Welcome to Day #7 of 100 Days of Travel. It’s a new world and a new type of traveling. For the next 100 days, I’m exploring Macedonia as safely as possible. Markovi Kuli is a short hike, but well worth it for the dramatic views of the landscape, 360-degree views of the Pelagonia valley, and exploring the castle ruins.
A Short History
Marko Mrnjavčević, a vassal king under the Ottoman Empire, has reams of historically accurate accounts. Then there are the stories of the legendary Prince Marko, a hero of Serbian folklore who sported a black mustache the size of a six-month-old lamb and wore a shaggy wolf-pelt for his coat. His weapon of a choice? A massive 85-kilogram mace, so heavy that he had to wear an equally weighted wineskin on his right side for balance (Marko is as legendary for his drinking as he is for his courageous feats). He lived to be 300 years old and rode a talking horse that drank. In both fact and fiction, these towers were his home.
Type of Hike: Dirt road, stone steps
Distance: 2 kilometers
Time: 1 hour
Starting Point: https://goo.gl/maps/
Finding the Trailhead
You can see Marko’s Towers and the iconic cross atop the summit from everywhere in the city. There’s a road with a few parking spots as well.
Photo Quick Tip: There are hundreds of electrical wires strung up all over the city, frequently blocking your epic shots of Marko’s Towers. Bide your time until you reach the trailhead and you will be rewarded with clutter-free views.
On the Hike
The official route here is a meandering road that climbs up Markovi Kuli. It’s also the route to the Mother of God monastery, a much longer hike in the area (about five hours), and well worth the effort.
At the saddle, take a left and within moments you’ll be clambering around the castle ruins.

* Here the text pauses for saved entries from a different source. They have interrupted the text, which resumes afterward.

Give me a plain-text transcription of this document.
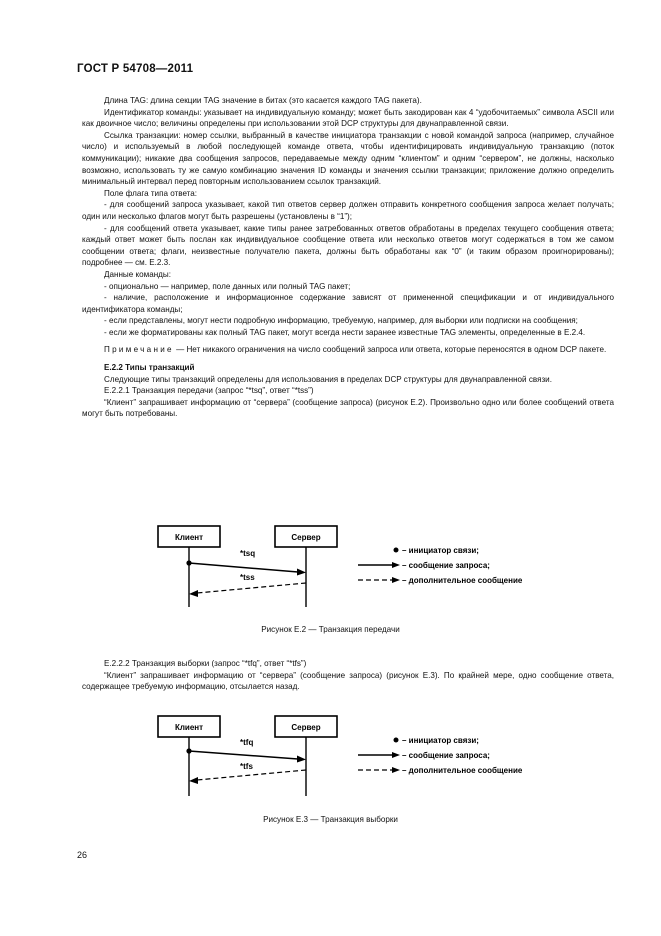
ГОСТ Р 54708—2011

Длина TAG: длина секции TAG значение в битах (это касается каждого TAG пакета).

Идентификатор команды: указывает на индивидуальную команду; может быть закодирован как 4 “удобочитаемых” символа ASCII или как двоичное число; величины определены при использовании этой DCP структуры для двунаправленной связи.

Ссылка транзакции: номер ссылки, выбранный в качестве инициатора транзакции с новой командой запроса (например, случайное число) и используемый в любой последующей команде ответа, чтобы идентифицировать индивидуальную транзакцию (поток коммуникации); никакие два сообщения запросов, передаваемые между одним “клиентом” и одним “сервером”, не должны, насколько возможно, использовать ту же самую комбинацию значения ID команды и значения ссылки транзакции; приложение должно определить минимальный интервал перед повторным использованием ссылок транзакций.

Поле флага типа ответа:

- для сообщений запроса указывает, какой тип ответов сервер должен отправить конкретного сообщения запроса желает получать; один или несколько флагов могут быть разрешены (установлены в “1”);

- для сообщений ответа указывает, какие типы ранее затребованных ответов обработаны в пределах текущего сообщения ответа; каждый ответ может быть послан как индивидуальное сообщение ответа или несколько ответов могут содержаться в том же самом сообщении ответа; флаги, неизвестные получателю пакета, должны быть обработаны как “0” (и таким образом проигнорированы); подробнее — см. Е.2.3.

Данные команды:

- опционально — например, поле данных или полный TAG пакет;

- наличие, расположение и информационное содержание зависят от примененной спецификации и от индивидуального идентификатора команды;

- если представлены, могут нести подробную информацию, требуемую, например, для выборки или подписки на сообщения;

- если же форматированы как полный TAG пакет, могут всегда нести заранее известные TAG элементы, определенные в Е.2.4.

Примечание — Нет никакого ограничения на число сообщений запроса или ответа, которые переносятся в одном DCP пакете.

Е.2.2 Типы транзакций

Следующие типы транзакций определены для использования в пределах DCP структуры для двунаправленной связи.

Е.2.2.1 Транзакция передачи (запрос “*tsq”, ответ “*tss”)

“Клиент” запрашивает информацию от “сервера” (сообщение запроса) (рисунок Е.2). Произвольно одно или более сообщений ответа могут быть потребованы.

Клиент	Сервер
*tsq
*tss
– инициатор связи;
– сообщение запроса;
– дополнительное сообщение
Рисунок Е.2 — Транзакция передачи

Е.2.2.2 Транзакция выборки (запрос “*tfq”, ответ “*tfs”)

“Клиент” запрашивает информацию от “сервера” (сообщение запроса) (рисунок Е.3). По крайней мере, одно сообщение ответа, содержащее требуемую информацию, отсылается назад.

Клиент	Сервер
*tfq
*tfs
– инициатор связи;
– сообщение запроса;
– дополнительное сообщение
Рисунок Е.3 — Транзакция выборки
26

Follow the steps to the top and you’ve reached the cross. See? I told you it was easy.
The unofficial route is straight up from the signpost at the trailhead. It’s not clearly marked, and at times I suspected I was following a goat trail. Normally, I try to stick to assigned trails to prevent erosion, but with a thunderstorm bearing down on me I ran down the hillside.
If you haven’t noticed, this entire area is a mecca for bouldering.
From the top, you have views of the entire city of Prilep and of the surrounding valley.
Quick Tip: I use the Accuweather App for forecasts which gave me a fairly accurate timing for this thunderstorm, although I almost got drenched when I got sidetracked by a blackberry patch.
Details, Details, Details
Where to Stay: Prilep is small, but I’m finding it to be an ideal base for exploring the Pelegonia region of Macedonia.
Supplies: Stock up on fresh fruit and other local food at the Old Bazaar in the city center.
As promised, this is a super short, but satisfying hike that can be completed in under an hour. Most routes through Macedonia pass through this central city, so this hike can easily be added on during a road trip or one-night stopover via the train.